There was, however, a more pernicious problem, embodied by the steady erosion in market share - the lack of a game-changing series of scooters or motorcycles. Bajaj, meanwhile, had revolutionised the motorcycle space in the early 2000s with its line of Pulsar bikes, which was far ahead of the technology curve than its competitors, say analysts. In addition to having a technology that couldn't match the Pulsars, analysts say that TVS also had insufficient presence in large northern markets, and was late to react to the industry's shift to four-stroke bikes.

Then, there was the problem of upgrading existing models, which was key to keeping any brand or line of autos - on four wheels or two - alive. When TVS's Apache line of motorcycles was launched, it was a bona fide success, as the company was able to capture the youth segment. However, according to an analyst, in a recent report, the company did not bother to give the Apache RTR series any mechanical upgrades.

Today, the only category that the company dominates - mopeds - is the one that made it a household name decades ago. All other manufacturers of the product have exited the space.

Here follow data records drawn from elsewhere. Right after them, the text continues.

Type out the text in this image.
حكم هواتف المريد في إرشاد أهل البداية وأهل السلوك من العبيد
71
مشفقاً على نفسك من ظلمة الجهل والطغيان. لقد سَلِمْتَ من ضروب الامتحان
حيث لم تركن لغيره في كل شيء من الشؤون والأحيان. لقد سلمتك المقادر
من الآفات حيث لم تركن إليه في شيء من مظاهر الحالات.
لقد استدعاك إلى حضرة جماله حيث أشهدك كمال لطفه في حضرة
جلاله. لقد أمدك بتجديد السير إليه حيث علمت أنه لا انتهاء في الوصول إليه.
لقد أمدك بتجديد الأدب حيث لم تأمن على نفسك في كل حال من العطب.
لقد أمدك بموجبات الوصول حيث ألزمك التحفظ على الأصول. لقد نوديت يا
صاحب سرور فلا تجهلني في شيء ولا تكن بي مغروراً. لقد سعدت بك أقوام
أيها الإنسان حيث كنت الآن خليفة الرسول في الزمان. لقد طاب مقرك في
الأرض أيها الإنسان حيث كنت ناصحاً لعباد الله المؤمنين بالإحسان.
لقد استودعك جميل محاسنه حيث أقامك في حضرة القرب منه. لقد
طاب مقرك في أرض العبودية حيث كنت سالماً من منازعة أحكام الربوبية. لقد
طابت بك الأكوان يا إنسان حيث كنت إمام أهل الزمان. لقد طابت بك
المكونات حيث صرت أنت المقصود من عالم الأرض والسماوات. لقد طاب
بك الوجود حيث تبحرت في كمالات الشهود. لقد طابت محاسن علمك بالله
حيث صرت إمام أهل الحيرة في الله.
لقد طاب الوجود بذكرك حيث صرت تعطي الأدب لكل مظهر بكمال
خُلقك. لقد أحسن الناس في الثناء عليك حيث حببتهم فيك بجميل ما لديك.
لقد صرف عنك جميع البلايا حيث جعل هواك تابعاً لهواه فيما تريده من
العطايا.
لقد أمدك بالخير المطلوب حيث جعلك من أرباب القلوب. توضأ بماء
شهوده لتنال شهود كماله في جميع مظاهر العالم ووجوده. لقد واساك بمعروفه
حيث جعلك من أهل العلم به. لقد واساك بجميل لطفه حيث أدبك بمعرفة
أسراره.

It has a 100 per cent market share and mopeds represent 45 per cent of total sales for TVS, with 58, 618 units sold in August.

Cut-throat competition
Today, competition is at fever pitch, as every two-wheeler maker is gearing up for an expansion. Honda, which increased its production volume significantly in the past year after separating from Hero, is ramping up to produce 10 million units a year from four million earlier. Hero MotoCorp has spent Rs 2,400 crore to expand production capacity to more than nine million units in two years. Bajaj's installed capacity is 5.1 million units per annum and it is planning to increase it to 6.4 million units per annum by March 2013. Yamaha is setting up its third facility in Tamil Nadu and expects to sell around 1 million units by 2014. Almost all the Indian players have joint ventures with sophisticated international two-wheeler makers - Bajaj with KTM and HeroMotoCorp with Eric Buell, for instance.

Meanwhile, TVS announced at the beginning of the year that it planned to invest Rs 100-125 crore on product development and R&D. While the last two years have been bleak on the sales front for the company, Srinivasan says that they have been spent focusing on production, quality and supply chain, and for the next two years the company will introduce new products and into new geographies.

The fightback
Playing catch-up, the company, at its annual general meeting (AGM) said it would launch a new product every quarter. The first one will be the Phoenix - a 125cc motorcycle - TVS' first in this largest-selling category, where the company isn't a significant player. It is expected to hit the roads by the end of this month. TVS will also introduce bikes with engine capacities ranging from 200-250cc, another segment where it has no presence. The company aims to retain its position in the sub-100cc ungeared scooter and executive scooter segments through new launches and a series of brand activities. Other launches include a variant of its premium segment bikes, the Apache RTR 160cc and 180cc.

In January, Srinivasan said the company will invest Rs 400 crore at Howrah, West Bengal over the next three years to increase production from 1,600 units per year to 240,000 units per year, in a phased manner.

To address its technology gap, analysts say the company is in talks with German auto maker BMW's unit, BMW Motorrad, to source much-needed technological know-how and also plans to develop high-end motorcycles. At the recently concluded AGM, Srinivasan confirmed this but did not reveal any further details.

Will these efforts work, especially when competitors like Bajaj and HeroMotoCorp are already so far down the line of product innovation and joint ventures?

"The aggressive new launch pipeline could make the company regain its position if it is worked out strategically, but, it is very difficult and would take at least two to three years," says Mitul Shah of Karvy Stock Broking Research. "By the time the company reaches there, its competitors might also have moved fast and reached greater heights. It is a competitive market," he added.